Amendment 417A would require the Secretary of State to publish an annual report on youth diversion orders. The provisions in this Bill already expand the statutory remit of the Independent Reviewer of Terrorism Legislation to include youth diversion orders. In practice, this will mean that youth diversion orders will be considered as part of the annual reports of the independent reviewer. I hope this helps the House. In addition, the Home Office does provide an annual report to Parliament on the use and oversight of disruptive counterterrorism powers. I give a commitment that I will review whether we should include reporting on youth diversion orders as part of this.
I am grateful for the support of the noble Lord, Lord Cameron of Lochiel, for the government amendments. They are technical amendments to clarify the relevant court in Clause 186, which deals with notification requirements, and in Clause 193, which deals with applications to vary a youth diversion order.
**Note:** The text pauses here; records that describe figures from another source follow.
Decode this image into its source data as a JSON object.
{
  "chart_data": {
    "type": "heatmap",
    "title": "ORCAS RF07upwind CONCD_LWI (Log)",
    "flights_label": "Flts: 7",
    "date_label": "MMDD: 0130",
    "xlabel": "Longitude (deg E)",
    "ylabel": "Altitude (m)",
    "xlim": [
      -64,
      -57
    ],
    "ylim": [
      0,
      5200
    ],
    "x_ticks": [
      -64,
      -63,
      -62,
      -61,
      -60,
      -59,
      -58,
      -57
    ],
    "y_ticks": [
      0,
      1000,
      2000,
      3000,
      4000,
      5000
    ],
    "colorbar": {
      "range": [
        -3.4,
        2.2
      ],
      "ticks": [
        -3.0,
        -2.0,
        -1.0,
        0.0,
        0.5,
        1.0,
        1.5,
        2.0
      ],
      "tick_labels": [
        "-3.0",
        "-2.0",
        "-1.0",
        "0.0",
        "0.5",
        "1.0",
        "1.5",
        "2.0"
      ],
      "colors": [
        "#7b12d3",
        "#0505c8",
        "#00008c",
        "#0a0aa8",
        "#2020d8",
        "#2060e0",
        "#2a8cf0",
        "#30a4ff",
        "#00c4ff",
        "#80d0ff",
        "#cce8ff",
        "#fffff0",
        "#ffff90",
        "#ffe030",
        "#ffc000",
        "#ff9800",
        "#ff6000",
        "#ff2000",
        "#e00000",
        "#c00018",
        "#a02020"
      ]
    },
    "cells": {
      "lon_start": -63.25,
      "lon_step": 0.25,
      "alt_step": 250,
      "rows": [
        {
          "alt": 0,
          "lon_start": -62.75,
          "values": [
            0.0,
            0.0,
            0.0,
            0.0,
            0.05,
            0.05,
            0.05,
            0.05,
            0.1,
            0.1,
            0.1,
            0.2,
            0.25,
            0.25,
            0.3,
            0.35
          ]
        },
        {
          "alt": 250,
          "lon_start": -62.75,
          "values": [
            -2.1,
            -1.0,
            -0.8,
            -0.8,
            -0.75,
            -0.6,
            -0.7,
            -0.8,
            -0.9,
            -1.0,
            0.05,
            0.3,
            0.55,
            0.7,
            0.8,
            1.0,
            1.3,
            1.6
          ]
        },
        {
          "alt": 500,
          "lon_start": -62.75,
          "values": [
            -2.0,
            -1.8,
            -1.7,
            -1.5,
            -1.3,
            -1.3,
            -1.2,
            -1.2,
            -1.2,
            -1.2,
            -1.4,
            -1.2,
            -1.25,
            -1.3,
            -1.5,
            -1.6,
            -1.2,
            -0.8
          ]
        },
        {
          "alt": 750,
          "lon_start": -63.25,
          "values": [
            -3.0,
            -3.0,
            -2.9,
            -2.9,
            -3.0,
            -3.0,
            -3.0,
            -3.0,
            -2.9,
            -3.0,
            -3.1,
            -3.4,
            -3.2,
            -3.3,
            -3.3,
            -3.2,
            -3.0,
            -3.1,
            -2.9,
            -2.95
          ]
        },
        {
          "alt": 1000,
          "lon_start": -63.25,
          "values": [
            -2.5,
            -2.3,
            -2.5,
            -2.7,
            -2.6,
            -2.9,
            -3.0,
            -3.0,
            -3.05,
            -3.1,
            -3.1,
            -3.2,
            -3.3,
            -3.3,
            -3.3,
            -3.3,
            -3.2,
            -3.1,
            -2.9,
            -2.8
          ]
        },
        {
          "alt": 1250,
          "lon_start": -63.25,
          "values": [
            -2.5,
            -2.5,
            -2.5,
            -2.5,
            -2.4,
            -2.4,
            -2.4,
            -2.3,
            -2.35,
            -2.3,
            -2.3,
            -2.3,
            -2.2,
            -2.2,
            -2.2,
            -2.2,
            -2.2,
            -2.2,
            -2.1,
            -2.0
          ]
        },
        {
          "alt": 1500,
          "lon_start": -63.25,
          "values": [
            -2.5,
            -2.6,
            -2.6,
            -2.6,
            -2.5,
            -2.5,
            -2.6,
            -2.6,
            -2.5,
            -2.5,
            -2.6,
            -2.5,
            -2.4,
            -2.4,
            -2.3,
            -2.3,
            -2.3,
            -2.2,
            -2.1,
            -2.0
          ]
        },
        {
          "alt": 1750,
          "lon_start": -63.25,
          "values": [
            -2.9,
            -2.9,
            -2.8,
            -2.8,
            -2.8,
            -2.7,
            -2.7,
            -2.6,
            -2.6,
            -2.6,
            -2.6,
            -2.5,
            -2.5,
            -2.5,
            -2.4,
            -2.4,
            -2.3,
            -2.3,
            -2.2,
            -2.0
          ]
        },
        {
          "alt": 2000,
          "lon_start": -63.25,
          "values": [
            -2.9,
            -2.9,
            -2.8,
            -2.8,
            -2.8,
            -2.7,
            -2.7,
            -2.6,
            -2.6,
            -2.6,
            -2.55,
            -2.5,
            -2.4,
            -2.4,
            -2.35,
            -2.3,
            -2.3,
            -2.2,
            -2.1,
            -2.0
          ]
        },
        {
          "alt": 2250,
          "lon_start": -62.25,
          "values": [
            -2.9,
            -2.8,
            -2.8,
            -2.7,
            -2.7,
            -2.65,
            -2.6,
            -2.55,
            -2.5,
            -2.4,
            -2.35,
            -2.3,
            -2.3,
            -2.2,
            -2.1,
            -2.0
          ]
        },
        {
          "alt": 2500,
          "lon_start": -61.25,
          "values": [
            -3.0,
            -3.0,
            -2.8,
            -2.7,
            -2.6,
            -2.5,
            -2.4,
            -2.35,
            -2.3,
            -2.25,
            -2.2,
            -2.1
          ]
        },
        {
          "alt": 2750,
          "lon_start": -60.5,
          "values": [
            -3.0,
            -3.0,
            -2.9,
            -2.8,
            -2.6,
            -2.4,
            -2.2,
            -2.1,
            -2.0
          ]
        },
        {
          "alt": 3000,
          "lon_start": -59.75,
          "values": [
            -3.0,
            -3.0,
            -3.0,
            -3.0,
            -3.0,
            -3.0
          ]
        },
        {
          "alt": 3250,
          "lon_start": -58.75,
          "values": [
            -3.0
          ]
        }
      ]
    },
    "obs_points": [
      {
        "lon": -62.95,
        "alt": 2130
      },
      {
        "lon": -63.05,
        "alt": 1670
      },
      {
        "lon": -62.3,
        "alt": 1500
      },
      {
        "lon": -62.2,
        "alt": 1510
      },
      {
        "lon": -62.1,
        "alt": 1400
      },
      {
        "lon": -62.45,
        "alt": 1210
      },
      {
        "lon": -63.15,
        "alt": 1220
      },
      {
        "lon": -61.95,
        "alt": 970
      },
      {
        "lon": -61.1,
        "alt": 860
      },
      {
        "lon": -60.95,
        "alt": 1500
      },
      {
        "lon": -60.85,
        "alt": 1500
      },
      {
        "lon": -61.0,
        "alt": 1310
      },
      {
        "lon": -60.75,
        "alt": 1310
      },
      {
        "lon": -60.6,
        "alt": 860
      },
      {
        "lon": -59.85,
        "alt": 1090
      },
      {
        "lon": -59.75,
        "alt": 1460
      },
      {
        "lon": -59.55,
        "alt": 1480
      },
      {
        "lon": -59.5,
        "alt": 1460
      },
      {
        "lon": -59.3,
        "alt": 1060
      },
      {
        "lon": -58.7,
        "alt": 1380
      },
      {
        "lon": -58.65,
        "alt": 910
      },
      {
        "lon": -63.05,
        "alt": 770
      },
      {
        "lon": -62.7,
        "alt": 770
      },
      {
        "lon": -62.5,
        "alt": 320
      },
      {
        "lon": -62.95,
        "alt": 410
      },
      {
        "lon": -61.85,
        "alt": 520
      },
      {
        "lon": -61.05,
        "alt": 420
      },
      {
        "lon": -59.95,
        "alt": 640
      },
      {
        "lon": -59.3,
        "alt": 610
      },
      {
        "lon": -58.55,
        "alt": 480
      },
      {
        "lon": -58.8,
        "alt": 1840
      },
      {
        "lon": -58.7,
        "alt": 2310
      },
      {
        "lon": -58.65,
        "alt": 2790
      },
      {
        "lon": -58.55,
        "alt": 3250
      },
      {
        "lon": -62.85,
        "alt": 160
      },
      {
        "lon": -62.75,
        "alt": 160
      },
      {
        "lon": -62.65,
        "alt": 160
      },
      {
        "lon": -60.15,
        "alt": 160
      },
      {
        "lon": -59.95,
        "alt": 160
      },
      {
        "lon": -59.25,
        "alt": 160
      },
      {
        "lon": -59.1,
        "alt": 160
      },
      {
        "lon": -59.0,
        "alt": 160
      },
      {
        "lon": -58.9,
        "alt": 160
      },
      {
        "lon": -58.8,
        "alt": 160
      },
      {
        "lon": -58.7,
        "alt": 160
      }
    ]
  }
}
Taken together, Amendments 413 and 414 update the route of appeal for both an applicant and a respondent of a youth diversion order. Current drafting includes a route for further appeal to the Court of Appeal in England and Wales. To align the appeal routes with other similar civil orders, this amendment removes the route to the Court of Appeal. This allows established appeal routes to be applied. The applicant or defendant will be able to appeal a youth diversion order made in a magistrates’ court to the High Court by way of case stated or to the Crown Court, with an onward appeal, allowed by way of case stated to the High Court. I hope that these technical amendments will help to clarify the purpose of the Government’s proposals.
I hope that with those assurances the noble Baroness, Lady Doocey, will withdraw her amendment. If she wishes to press it, I advise my noble friends to vote against it.
My Lords, I am disappointed with the Minister’s response because the current duty to consult requires the police to speak only to the youth offending team, not to social services, health, education and others who know the child. The whole point of my speech was to say that in order for these very powerful orders to be made, it is absolutely critical that everything is taken into account. That cannot happen if not all the agencies are consulted.
The lessons from Southport include years of escalating warnings that were missed. No one agency had the full picture, and I believe that without this amendment that will happen again. I am disappointed because the Bill is the quickest and simplest way to require proper multi-agency consultation as a basic safeguard before such orders are made, which is absolutely essential. I would like to test the opinion of the House.